Ayer, con el regalo que les hizo a los radiodifusores, el presidente Fox confirmó que su gobierno está de rodillas frente a las exigencias de los principales dueños de la televisión y la radio. 

   La eliminación del llamado tiempo fiscal que las televisoras y radiodifusoras debían ceder para el uso del Estado cumple con las exigencias de los empresarios de esa rama y no representa, en absoluto, el interés de la sociedad mexicana.

   El 12.5% del tiempo de transmisiones que los radiodifusores debían entregar para la propagación de mensajes públicos atendía a circunstancias muy distintas a las que ahora tenemos en México y por eso era pertinente que fuese revisado. Tal fue, precisamente, la tarea de la llamada Mesa de Diálogo que la secretaría de Gobernación instaló en marzo de 2001 y en la que participaron docenas de legisladores, dirigentes partidarios, radiodifusores, representantes de instituciones académicas y de organizaciones sociales.

   Ese grupo trabajó durante un año bajo la convicción de que la reforma legal de los medios electrónicos tenía que realizarse de manera integral, sin medidas parciales que se antepusieran a la renovación de todo el marco jurídico. En atención a ese criterio la secretaría de Comunicaciones y Transportes postergó la renovación de varias concesiones que estaban por vencer para aguardar a que hubiera nuevos criterios para la aprobación de esas licencias.

   Aquel proceso de diálogo y la decisión misma de examinar de manera exhaustiva las normas para los medios electrónicos constituían un compromiso y, según parecía entonces, una actitud plausible del gobierno federal.
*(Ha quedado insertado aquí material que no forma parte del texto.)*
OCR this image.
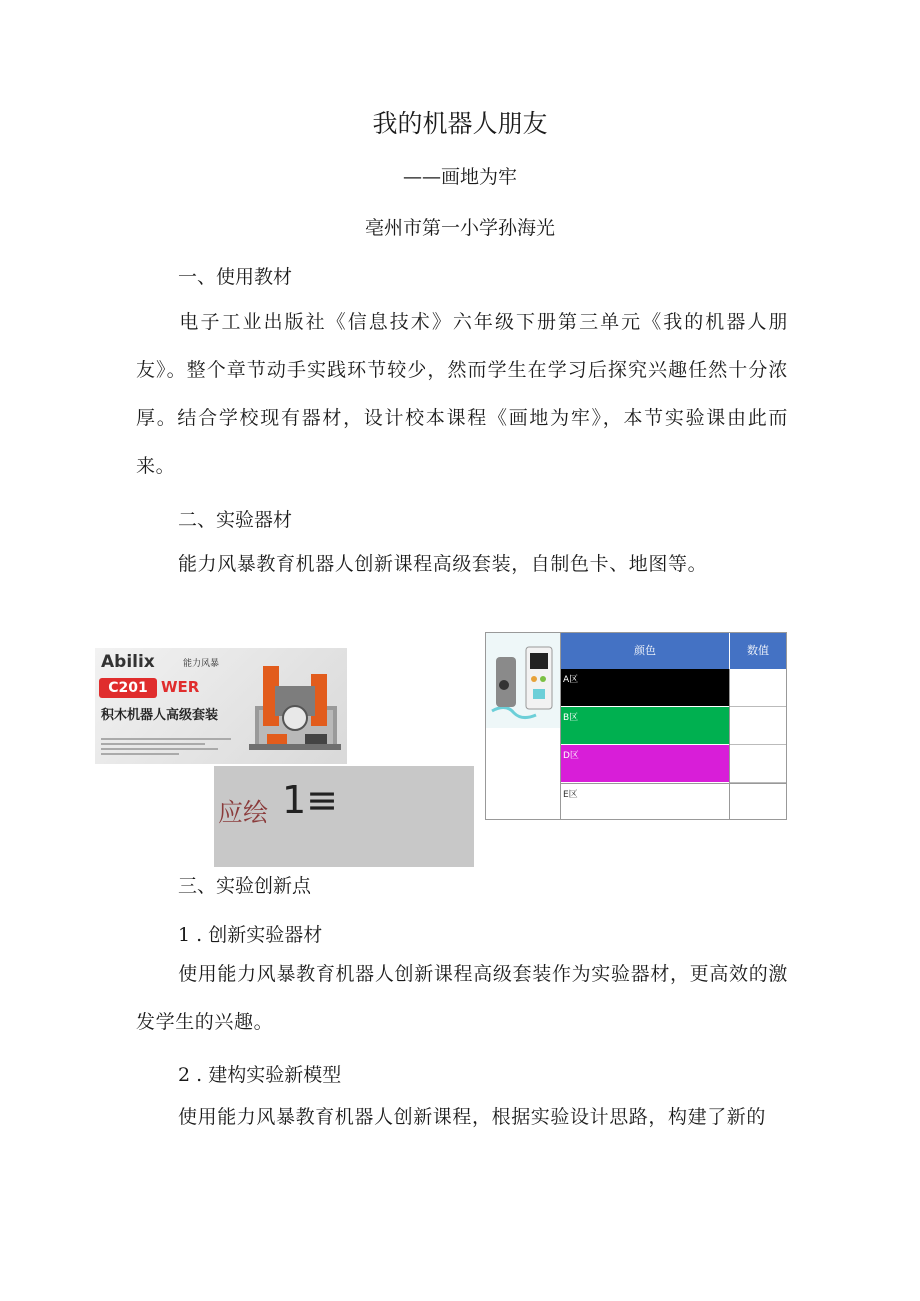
我的机器人朋友
——画地为牢
亳州市第一小学孙海光
一、使用教材
电子工业出版社《信息技术》六年级下册第三单元《我的机器人朋友》。整个章节动手实践环节较少，然而学生在学习后探究兴趣任然十分浓厚。结合学校现有器材，设计校本课程《画地为牢》，本节实验课由此而来。
二、实验器材
能力风暴教育机器人创新课程高级套装，自制色卡、地图等。
Abilix	能力风暴
C201 WER
积木机器人高级套装
应绘 1≡
颜色	数值
A区
B区
D区
E区
三、实验创新点
1 . 创新实验器材
使用能力风暴教育机器人创新课程高级套装作为实验器材，更高效的激发学生的兴趣。
2 . 建构实验新模型
使用能力风暴教育机器人创新课程，根据实验设计思路，构建了新的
Frente a la discrecionalidad en las decisiones respecto de la radio y la televisión y el oneroso rezago jurídico que se habían mantenido en esa área, el actual gobierno mostraba una actitud de renovación.
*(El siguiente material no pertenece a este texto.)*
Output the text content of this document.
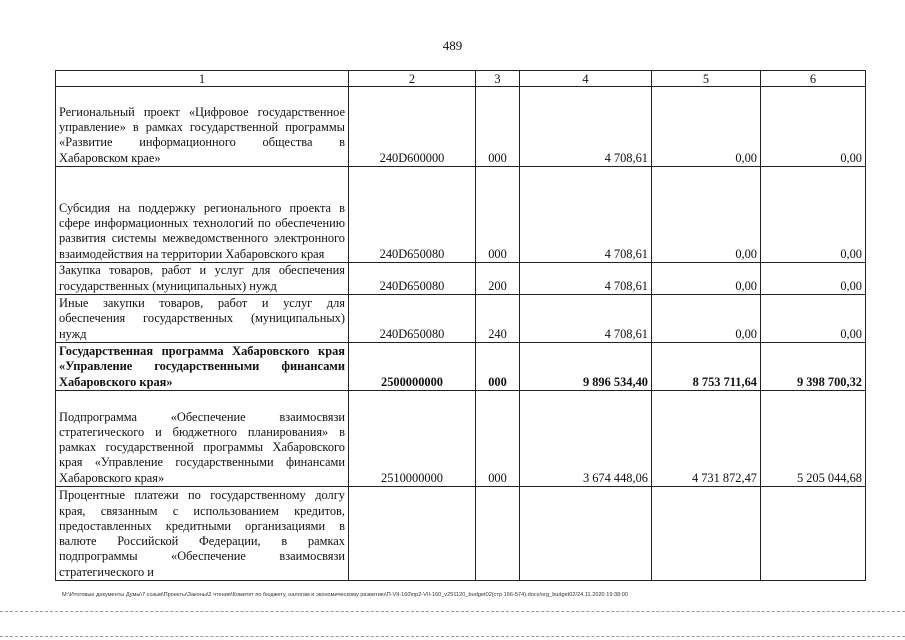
489
1	2	3	4	5	6
Региональный проект «Цифровое государственное управление» в рамках государственной программы «Развитие информационного общества в Хабаровском крае»	240D600000	000	4 708,61	0,00	0,00
Субсидия на поддержку регионального проекта в сфере информационных технологий по обеспечению развития системы межведомственного электронного взаимодействия на территории Хабаровского края	240D650080	000	4 708,61	0,00	0,00
Закупка товаров, работ и услуг для обеспечения государственных (муниципальных) нужд	240D650080	200	4 708,61	0,00	0,00
Иные закупки товаров, работ и услуг для обеспечения государственных (муниципальных) нужд	240D650080	240	4 708,61	0,00	0,00
Государственная программа Хабаровского края «Управление государственными финансами Хабаровского края»	2500000000	000	9 896 534,40	8 753 711,64	9 398 700,32
Подпрограмма «Обеспечение взаимосвязи стратегического и бюджетного планирования» в рамках государственной программы Хабаровского края «Управление государственными финансами Хабаровского края»	2510000000	000	3 674 448,06	4 731 872,47	5 205 044,68
Процентные платежи по государственному долгу края, связанным с использованием кредитов, предоставленных кредитными организациями в валюте Российской Федерации, в рамках подпрограммы «Обеспечение взаимосвязи стратегического и					
M:\Итоговые документы Думы\7 созыв\Проекты\Законы\2 чтение\Комитет по бюджету, налогам и экономическому развитию\П-VII-160\пр2-VII-160_v251120_budget02(стр 166-574).docx/org_budget02/24.11.2020 19:38:00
   Aquel proceso de deliberaciones y el compromiso para que la actualización del marco jurídico de los medios electrónicos atendiese al interés de la sociedad, han sido sustituidos por la postración ante las empresas de comunicación más poderosas.
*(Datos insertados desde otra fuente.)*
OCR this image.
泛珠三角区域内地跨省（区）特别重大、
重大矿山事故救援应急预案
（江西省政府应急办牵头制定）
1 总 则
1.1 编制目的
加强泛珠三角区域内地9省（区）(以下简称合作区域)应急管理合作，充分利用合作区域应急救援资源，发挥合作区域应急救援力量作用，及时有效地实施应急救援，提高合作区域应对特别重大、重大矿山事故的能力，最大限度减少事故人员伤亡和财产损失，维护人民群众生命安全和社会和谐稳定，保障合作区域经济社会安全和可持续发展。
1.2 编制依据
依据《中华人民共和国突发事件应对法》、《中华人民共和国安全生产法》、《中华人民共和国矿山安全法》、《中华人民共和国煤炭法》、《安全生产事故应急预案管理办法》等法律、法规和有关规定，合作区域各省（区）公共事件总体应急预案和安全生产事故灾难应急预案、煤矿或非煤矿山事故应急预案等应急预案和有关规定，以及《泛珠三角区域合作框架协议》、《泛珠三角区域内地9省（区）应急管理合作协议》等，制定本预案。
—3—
   Al cancelar el llamado tiempo fiscal el presidente de la República regala, como si fuera suyo, un recurso que no era patrimonio solo del gobierno sino del Estado mexicanos. Al expedir un reglamento de la Ley Federal de Radio y Televisión sin consultar mas que a los empresarios de ese sector el gobierno se burla del resto del Estado y la sociedad.

   Los tiempos fiscales podían tener un origen discutible pero eran utilizados para difundir campañas de salud y educación, avisos útiles para la población, espacios de contenido cultural y los mensajes de los partidos políticos, entre otros contenidos. El 12.5% del tiempo de transmisiones, que en la mayoría de las estaciones equivale a 3 horas diarias, nunca se utilizó del todo e incluso en su aprovechamiento prevalecieron criterios oscuros que los radiodifusores solían dictar en beneficio de sus intereses. Pero eran un bien del Estado mexicano y sus instituciones.

   Ahora ese espacio es sustituido por un tiempo de hasta 48 minutos diarios en la televisión y 65 en la radio. ¿A cambio de qué? A cambio de nada. La Cámara de la Radiodifusión y el gobierno están presentando esta medida como se tratase de un trueque por el establecimiento del derecho de réplica en los medios electrónicos.

   Sin embargo ese derecho, tal y como se le describe en el artículo 38 del nuevo Reglamento, está supeditado a la decisión discrecional de cada estación de radio y televisión y solo podrá ejercerse cuando se trate de contenidos cuya fuente no se mencione. Así que bastará con atribuírselas a cualquier charla de café o a cualquier pasquín para que en la radio y la televisión se puedan decir mentiras, difamaciones y calumnias.

   El reglamento, así como la cancelación del 12.5%, fueron anunciados ayer por el presidente de los radiodifusores, Bernardo Gómez. Forma y fondo de la mano, esa ruptura del protocolo es indicativa de la subordinación del gobierno a los empresarios de la televisión. Más que fungir como inopinado vocero del presidente Gómez actuó como autor del guión que el licenciado Fox y el licenciado Creel aceptaron con inusitada docilidad.

   Ningún gobierno del PRI les había otorgado a los radiodifusores un regalo como el que ayer les hizo el presidente Fox.

   Resuelta de madrugada, a escondidas de la sociedad, la nueva alianza del gobierno y los radiodifusores constituye uno de los retrocesos más escandalosos (pero además innecesario) de la administración actual. Se trata, sin embargo, de una historia que no se ha resuelto del todo.